The hidden potential of a promising activity

Last summer, the starting pistol was fired for Non-State Management Forms (FGNE) to take part in foreign trade activities, in an effort to boost the national economy. The numbers show  sustained growth in the access to export and import services by the private sector. Enterprises have sought necessary supplies abroad, in order to ensure the take-off of their businesses.

On June 24, sources from the Ministry of Foreign Trade and Investment (MINCEX) revealed that 3,415 contracts had been signed with FGNEs, of which 150 corresponded to exports, divided into 91 for goods and 59 for services. A month later, on July 21,  MINCEX General Director of Foreign Trade, Vivian Herrera, announced, “This week we reached 3,912 contracts signed with  FGNEs, 172 of them for exports. All provinces are represented.”

Although this news reveals the national scope of the measure and a considerable increase of almost 500 contracts in one month, export values still remain low for what is required by a country that advocates import substitution and maximum local production. We could say that we are on the right track, but how can we know? The export figures remain a mystery.
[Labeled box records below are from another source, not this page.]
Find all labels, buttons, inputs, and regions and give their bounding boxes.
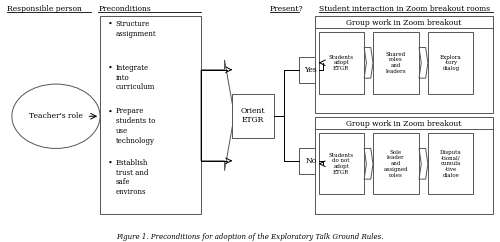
FancyBboxPatch shape	[318, 133, 364, 195]
FancyBboxPatch shape	[428, 133, 474, 195]
Text: Group work in Zoom breakout: Group work in Zoom breakout	[346, 19, 462, 27]
Text: Explora
-tory
dialog: Explora -tory dialog	[440, 54, 462, 71]
FancyBboxPatch shape	[100, 16, 201, 214]
Text: Sole
leader
and
assigned
roles: Sole leader and assigned roles	[384, 150, 408, 178]
Text: Responsible person: Responsible person	[7, 5, 82, 13]
Text: No: No	[305, 157, 316, 165]
FancyBboxPatch shape	[314, 16, 493, 113]
Text: Students
adopt
ETGR: Students adopt ETGR	[328, 54, 353, 71]
Text: Students
do not
adopt
ETGR: Students do not adopt ETGR	[328, 153, 353, 175]
Text: Present?: Present?	[270, 5, 303, 13]
FancyBboxPatch shape	[374, 133, 418, 195]
FancyBboxPatch shape	[374, 32, 418, 93]
Text: Student interaction in Zoom breakout rooms: Student interaction in Zoom breakout roo…	[318, 5, 490, 13]
FancyBboxPatch shape	[299, 57, 322, 83]
Text: •: •	[108, 107, 113, 115]
Text: •: •	[108, 64, 113, 72]
FancyBboxPatch shape	[428, 32, 474, 93]
Text: Figure 1. Preconditions for adoption of the Exploratory Talk Ground Rules.: Figure 1. Preconditions for adoption of …	[116, 233, 384, 241]
FancyBboxPatch shape	[299, 148, 322, 174]
Text: Structure
assignment: Structure assignment	[116, 20, 156, 38]
FancyBboxPatch shape	[318, 32, 364, 93]
Text: Prepare
students to
use
technology: Prepare students to use technology	[116, 107, 155, 145]
Text: Group work in Zoom breakout: Group work in Zoom breakout	[346, 120, 462, 128]
Text: Integrate
into
curriculum: Integrate into curriculum	[116, 64, 155, 91]
Text: Orient
ETGR: Orient ETGR	[240, 107, 265, 124]
Text: Yes: Yes	[304, 66, 317, 74]
Text: •: •	[108, 159, 113, 167]
Text: Teacher's role: Teacher's role	[29, 112, 83, 120]
Text: Preconditions: Preconditions	[98, 5, 151, 13]
Text: Disputa
-tional/
cumula
-tive
dialoe: Disputa -tional/ cumula -tive dialoe	[440, 150, 462, 178]
Text: Shared
roles
and
leaders: Shared roles and leaders	[386, 52, 406, 74]
FancyBboxPatch shape	[314, 117, 493, 214]
Text: Establish
trust and
safe
environs: Establish trust and safe environs	[116, 159, 148, 196]
Text: •: •	[108, 20, 113, 28]
FancyBboxPatch shape	[232, 93, 274, 138]
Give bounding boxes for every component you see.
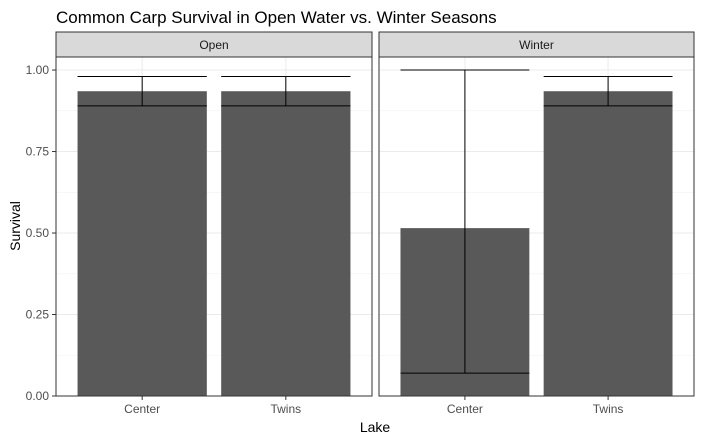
y-tick-label: 0.25 xyxy=(26,308,50,322)
x-tick-label: Twins xyxy=(593,402,624,416)
y-axis-title: Survival xyxy=(7,201,23,251)
facet-strip xyxy=(378,31,695,58)
y-tick-label: 0.75 xyxy=(26,145,50,159)
errorbar-winter-twins xyxy=(543,76,673,107)
y-tick-label: 0.00 xyxy=(26,389,50,403)
errorbar-open-twins xyxy=(221,76,351,107)
panel-border xyxy=(378,56,695,397)
x-axis-title: Lake xyxy=(360,419,391,435)
facet-strip-label: Open xyxy=(199,38,228,52)
facet-panel-winter: Winter Center Twins xyxy=(378,31,695,416)
errorbar-winter-center xyxy=(400,69,530,374)
x-tick-label: Center xyxy=(124,402,160,416)
bar-open-center xyxy=(77,91,207,397)
chart-title: Common Carp Survival in Open Water vs. W… xyxy=(56,8,497,27)
facet-strip xyxy=(55,31,373,58)
bar-winter-twins xyxy=(543,91,673,397)
bar-open-twins xyxy=(221,91,351,397)
x-tick-label: Twins xyxy=(270,402,301,416)
errorbar-open-center xyxy=(77,76,207,107)
x-tick-label: Center xyxy=(447,402,483,416)
panel-border xyxy=(55,56,373,397)
y-tick-label: 0.50 xyxy=(26,226,50,240)
facet-panels: Open Center Twins Winter Center Twins 0.00 0.25… xyxy=(26,31,695,416)
facet-strip-label: Winter xyxy=(519,38,554,52)
y-tick-label: 1.00 xyxy=(26,63,50,77)
facet-panel-open: Open Center Twins xyxy=(55,31,373,416)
The potential for exportable goods and services also remains an unknown. Since the presentation of the regulations, in July 2020, with a territorial map that covered all municipalities, nothing more has been made public. This makes it hard to assess the real impact of what could be a growing sector.

Hence, Sc.D. Juan Triana Cordoví recently emphasized the need for complete information in order to better focus on stimulating those imports that support the strategic priorities of the Cuban development plan, and thus have a greater impact in addressing the most urgent matters. “For example, should we apply specific positive incentives to imports of agricultural implements and supplies, versus buckles for leather belts,” he quipped.

However, it has been reported that since the beginning of April, with the intention of computerizing the entire process and improving Cuba’s insertion in the international market, tests of online procedures of the Foreign Trade Single Window (VUCE) were  carried out. The electronic platform, which is a content management system, allows documenting and online publishing of the different procedures for carrying out foreign trade. Its objective is to facilitate the processing of international purchase and sale operations by Cuban and foreign businesses, according to Granma newspaper.

Its most practical function, once its three-phase implementation is completed, will be to allow those administrating foreign trade to simultaneously manage online the necessary authorizations and payments with the entities in charge of registrations and permits prior to the dispatch of goods.

In previous analyses we shared the idea of how much the possibility of importing and exporting in a personal capacity, without the intervention of the companies established for this purpose, could help to circumvent the U.S. blockade. “I wish it were that way, but  the simple fact that we are Cubans means they block us,” argued Minister of Foreign Trade, Rodrigo Malmierca, in a Mesa Redonda program in 2020.

The excuse for maintaining this inflexible course of action lies in the experience of the mediating entities in this regard. According to the Minister, “nowhere in the world do small companies, or even people who do not yet have an enterprise, do this type of business. They always rely on specialized companies.”

The irony here does not lie in the support that these 41 companies may provide, or in the fact that the trading actor is Cuban, but in the fact that the decision-makers know that “allowing direct contracting would not modify the magnitude of this flow (that of the trading service), it would only eliminate the guarantees of an extraordinary income for the winning enterprises, whose source does not necessarily come from the value they create, but from an artificial market power, administratively granted,” according to economist Oscar Fernandez.

If the general belief of the government is based on the financing of  national industry with the profits generated by these importers, and not on the fact that entrepreneurs and non-state management forms can boost the meager local production of many sectors with their individual and joint actions, then the expected development will not be achieved in the medium term. Hence, the constant calls of the private sector and several experts to free the productive forces.

Exporting is a complex phenomenon that depends on a very proactive regulatory framework, that places state-owned enterprises and FGNEs on an equal footing. Then, with the right ecosystem and a network of institutions that interact properly, a dynamic business sector with high contributions to the national economy could be achieved.